Weber, Marx'ın yaklaşımını genişleterek sosyal sınıflar arasındaki çatışmaya başta kültür olmak üzere yeni katmanlar ekler. Sosyal sınıflar ve politik-ekonomi arasında tek senaryolu bir bağlantı kurmaksızın toplumdaki statü gruplarının oluşumunda ekonominin dışındaki etkenleri masanın üzerine koyar. Weber'e göre sosyal etkileşim aracılığıyla gruplar arasında dayanışma da dahil olmak üzere farklı bağlar oluşur. Bunlar, kişilerin geldiği sosyal sınıflardan bağımsız olarak işleyebilir. Çatışmacı yaklaşım, bizzat bu ekolü benimseyenlerin bazıları tarafından ekonomik indirgemecilikle eleştirilerek farklı formlarda yeni kuramlar altında yeniden doğmuştur: Post-Marxist, Neo-Marxist, Neo-Weberian gibi. Yirminci yüzyıl başlarında ulus-devletlerin ve şirketlerin kontrolünde tanzim edilen eğitim sistemine Marksist teorinin sağladığı kavramsal imkanlarla karşı çıkan eleştirel ve radikal pedagojilerden bahsedilebilir. Bertrand Russell (ö.1970) başta olmak üzere, Everett Reimer (ö. 1198), Ivan Illich (ö. 2002), Paulo Freire (ö. 1997) gibi eleştirel pedagogların temel iddiası, Marksist eğitim teorisi zaviyesinden mevcut düzenin sorgulanması ve buna karşı çıkılması şeklinde tezahür etmiştir.
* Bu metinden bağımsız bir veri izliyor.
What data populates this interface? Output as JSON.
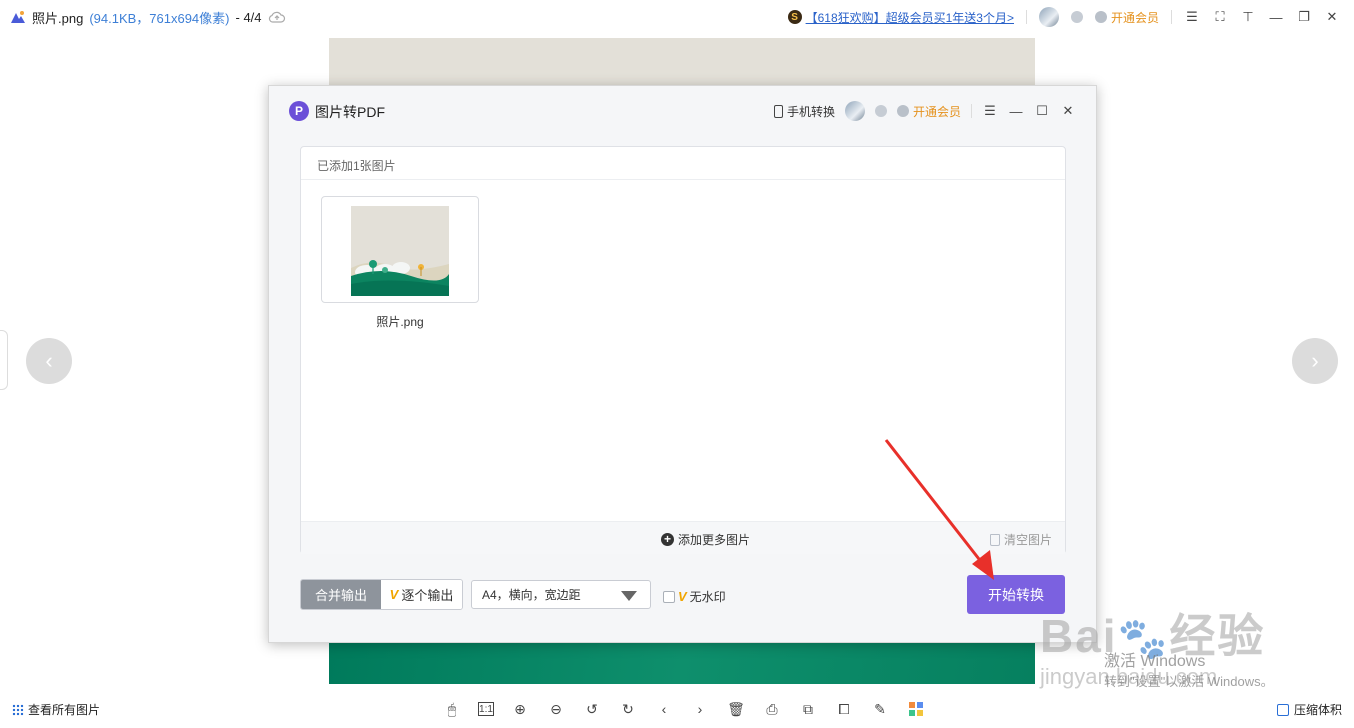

Eğitim sosyolojisi alanındaki yorumcu yaklaşımların en belirgin özelliği, işlevselci ve çatışmacı yaklaşımlardan farklı olarak mikro alanlarda çalışmasıdır. Yorumcu yaklaşım, doğa bilimlerinin yöntemlerini (pozitivizm) kullanarak insan ve toplumun incelenebileceği savına karşı çıkarak sosyal ve beşeri bilimlerin kendine özgü kavrama biçimlerine ve araştırma yöntemlerine ihtiyaç duyduğunu ileri sürer. Burada tek bir kurucu figürden bahsetmek mümkün değildir. Kökleri, hermeneutik felsefeden, Amerikan sosyal-psikoloji ekollerine kadar geniş bir entelektüel yelpazeye dağılmış vaziyettedir. Fenomenoloji, sembolik etkileşimcilik, etno-metodoloji gibi kuramlar, bu yaklaşım çerçevesinde değerlendirilir. Yorumcu yaklaşımlar, gündelik hayatta özneler arası etkileşimleri kendilerine konu edinir. Gerçeklik, onu tecrübe edenlerden bağımsız olmayıp yüz yüze gerçekleşen etkileşimlerle inşa edilir. Eğitimde, okul içi özneler arası etkileşimlerle birlikte okuldaki diğer düzenlemeler (eğitim programları, disiplin kuralları, derslerin işlenişi gibi) ile girilen etkileşimleri konu edinir. Örneğin, sosyo-ekonomik arka planın, eğitim ortamlarına nasıl aktarıldığı ve buna bağlı olarak ortaya çıkan akademik başarısızlığın mekanizmalarını nasıl çalıştırdığını, çocukların okul içi süreç ve kişilerle girdikleri etkileşimleri analiz ederek anlamaya çalışır.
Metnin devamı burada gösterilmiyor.